Wouldn't that sort of program be inflationary though? Not under current conditions, says author Bill Baker in a recent post. He notes that over 95% of the money supply is created by bank lending, and that when credit is destroyed, the money supply shrinks. The first round of QE did not actually increase the money supply, because the money printed by the Fed was matched by the destruction of money caused by debt default and repayment. To replace the debt-money lost in a shrinking economy, the Fed has already elected to embark on a program of quantitative easing. The question addressed here is just where to aim the hose.
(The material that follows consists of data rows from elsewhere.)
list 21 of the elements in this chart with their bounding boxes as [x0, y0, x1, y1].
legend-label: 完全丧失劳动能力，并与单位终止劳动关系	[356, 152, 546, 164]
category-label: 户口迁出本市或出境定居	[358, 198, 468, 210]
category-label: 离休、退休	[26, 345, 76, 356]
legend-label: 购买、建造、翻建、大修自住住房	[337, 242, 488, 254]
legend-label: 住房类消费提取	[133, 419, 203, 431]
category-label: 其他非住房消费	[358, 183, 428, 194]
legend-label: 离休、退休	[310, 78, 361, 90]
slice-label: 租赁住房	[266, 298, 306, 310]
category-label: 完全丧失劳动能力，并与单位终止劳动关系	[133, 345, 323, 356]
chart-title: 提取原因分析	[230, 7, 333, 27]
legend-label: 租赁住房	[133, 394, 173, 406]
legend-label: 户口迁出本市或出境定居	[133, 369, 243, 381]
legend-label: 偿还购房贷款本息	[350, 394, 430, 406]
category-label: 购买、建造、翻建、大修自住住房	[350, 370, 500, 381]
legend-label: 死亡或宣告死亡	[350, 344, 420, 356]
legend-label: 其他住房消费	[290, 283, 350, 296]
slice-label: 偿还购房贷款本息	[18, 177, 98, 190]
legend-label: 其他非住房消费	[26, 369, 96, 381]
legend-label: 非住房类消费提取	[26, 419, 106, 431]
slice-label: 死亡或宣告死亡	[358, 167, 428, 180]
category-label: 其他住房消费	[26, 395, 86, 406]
Closing the Social Security Gap
Another interesting idea for QE3 was proposed by Ted Schmidt, associate professor of economics at Buffalo State College. Writing in early November, Schmidt anticipated the cut in social security taxes now being debated in Congress. Worried observers see these cuts as the first step to dismantling social security, which will in the future be called "underfunded" and too expensive for the taxpayers to support. Schmidt notes, however, that social security is a major holder of federal government bonds. The Fed could finance a $400 billion tax cut in social security by buying bonds directly from the social security trust fund, allowing the fund to maintain its current level of benefits. Among other advantages of this sort of purchase:
"[I]t does not raise the gross national debt, because it simply transfers bonds from one government entity (the Social Security trust fund) to a semi-government entity (the Fed); and . . . it gives the Fed the extra ammo (treasury bonds) it will need when the time comes to restrain inflationary pressures and pull reserves out of the banking system. (It does this by selling bonds to banks.)"
Schmidt concludes: " Enough is enough, Dr. Bernanke! It's time to inject the patient with money that gets into the hands of working people and small businesses."
The Fed's lender-of-last-resort power has so far been used only to keep rich bankers rich and the rest of the population in debt peonage, a parasitic and unsustainable endeavor. If this power were directed into projects that increased productivity and employment, it could become a sustainable and very useful tool. We the People do not need to remain subject to a semi-private central bank that was ostensibly empowered by our mandate. We can take our Money Power back.